When he had finished, and there was no reply from Delchamps, Lammelle said, “Okay, Edgar, now it’s your turn. What do you know that I don’t?”
“Not a thing.”
“What are you thinking?”
“I think we have to wait until we learn what happens in Argentina. I can’t believe Charley would go along with a recall to extended hazardous duty, but he’s surprised me before.”
“That’s all?”
“Why don’t you call Panamanian Executive Aircraft and have them bill the LCBF Corporation for the charter? Why did you volunteer to have the Agency pay for it, anyway?”
“Because I didn’t think Jake would fly his airplane down there pro bono. Why does LCBF want to pay for it? Isn’t that robbing Peter to pay Paul?”
“LCBF isn’t going to pay for it. Casey got Those People to advance us a million dollars for our expenses in this.”
“So Casey is where you got your information?”
“No. I just got it from the CIA. Nice to talk to you, Mr. Director, sir. Let’s take lunch sometime when your busy schedule permits.”
“Edgar, I’m asking as nice as I know how. Please don’t do anything rash.”
“Have I ever done anything rash as long as you’ve known me?”
Lammelle grunted.
“I will pass on to you anything I hear, Edgar, if you do the same. Deal?”
“Deal.”
[THREE]
Aeropuerto Internacional Teniente Luis Candelaria
San Carlos de Bariloche, Río Negro Province, Argentina
0045 6 June 2007
The Gulfstream 550 touched smoothly down after a five-hour-and-twenty-six-minute flight—mostly at forty-five thousand feet and averaging 475 knots—from Panama City, Panama.

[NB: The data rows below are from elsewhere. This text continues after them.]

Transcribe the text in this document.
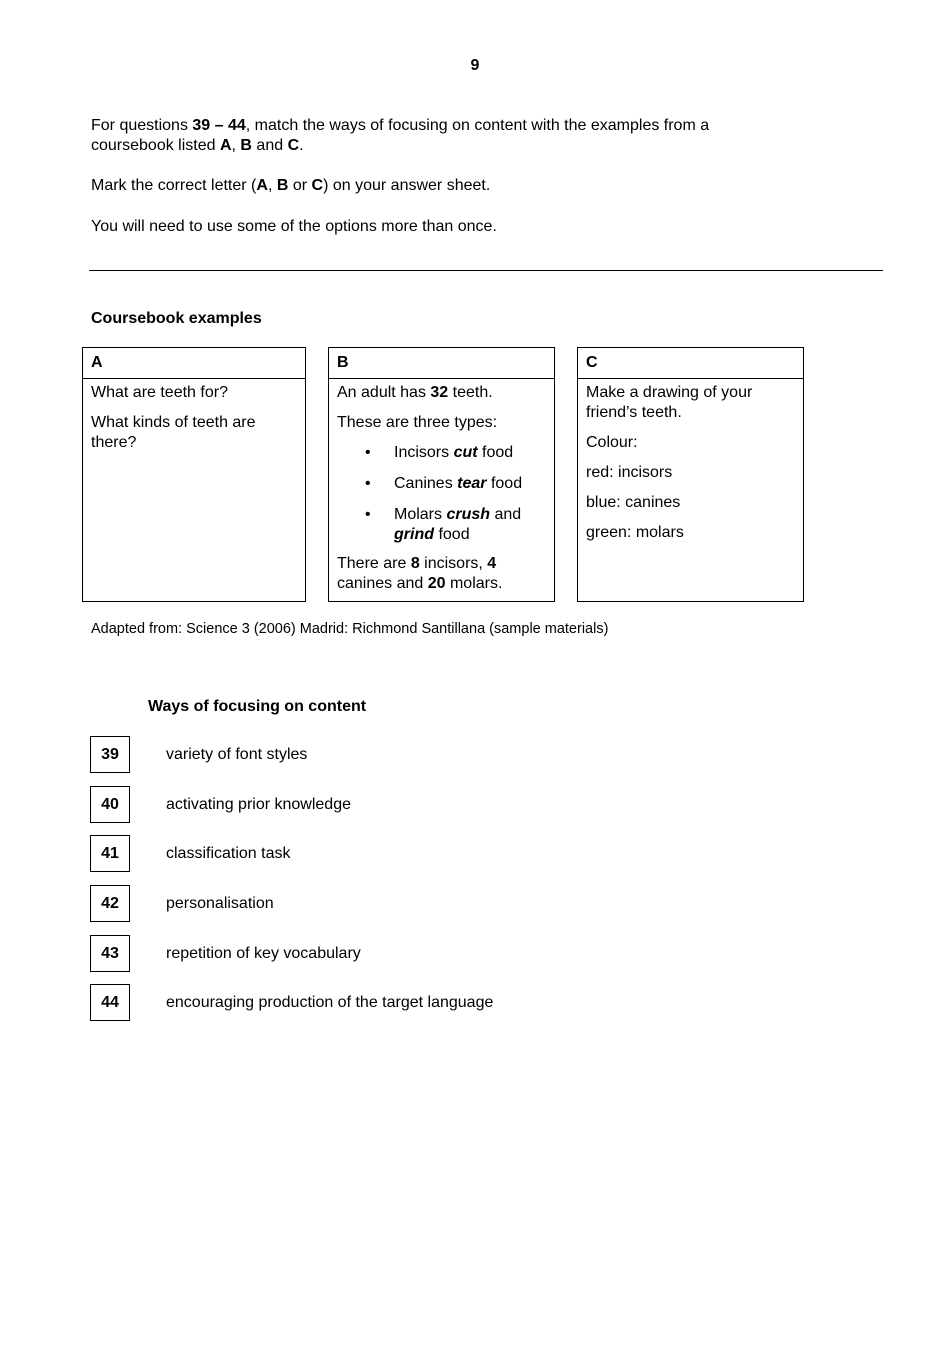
9
For questions 39 – 44, match the ways of focusing on content with the examples from a
coursebook listed A, B and C.
Mark the correct letter (A, B or C) on your answer sheet.
You will need to use some of the options more than once.
Coursebook examples
A
What are teeth for?
What kinds of teeth are there?
B
An adult has 32 teeth.
These are three types:
• Incisors cut food
• Canines tear food
• Molars crush and grind food
There are 8 incisors, 4 canines and 20 molars.
C
Make a drawing of your friend’s teeth.
Colour:
red: incisors
blue: canines
green: molars
Adapted from: Science 3 (2006) Madrid: Richmond Santillana (sample materials)
Ways of focusing on content
39	variety of font styles
40	activating prior knowledge
41	classification task
42	personalisation
43	repetition of key vocabulary
44	encouraging production of the target language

The co-pilot, who had made the landing, was a thirty-six-year-old, six-foot-two, 220-pound, very black native of Philadelphia, Pennsylvania. When he had taxied the Gulfstream to the visiting aircraft tarmac and started to shut it down, he turned to the pilot, a forty-seven-year-old, six-foot-one, 170-pound, pale-skinned silver-haired native of Culpepper, Virginia.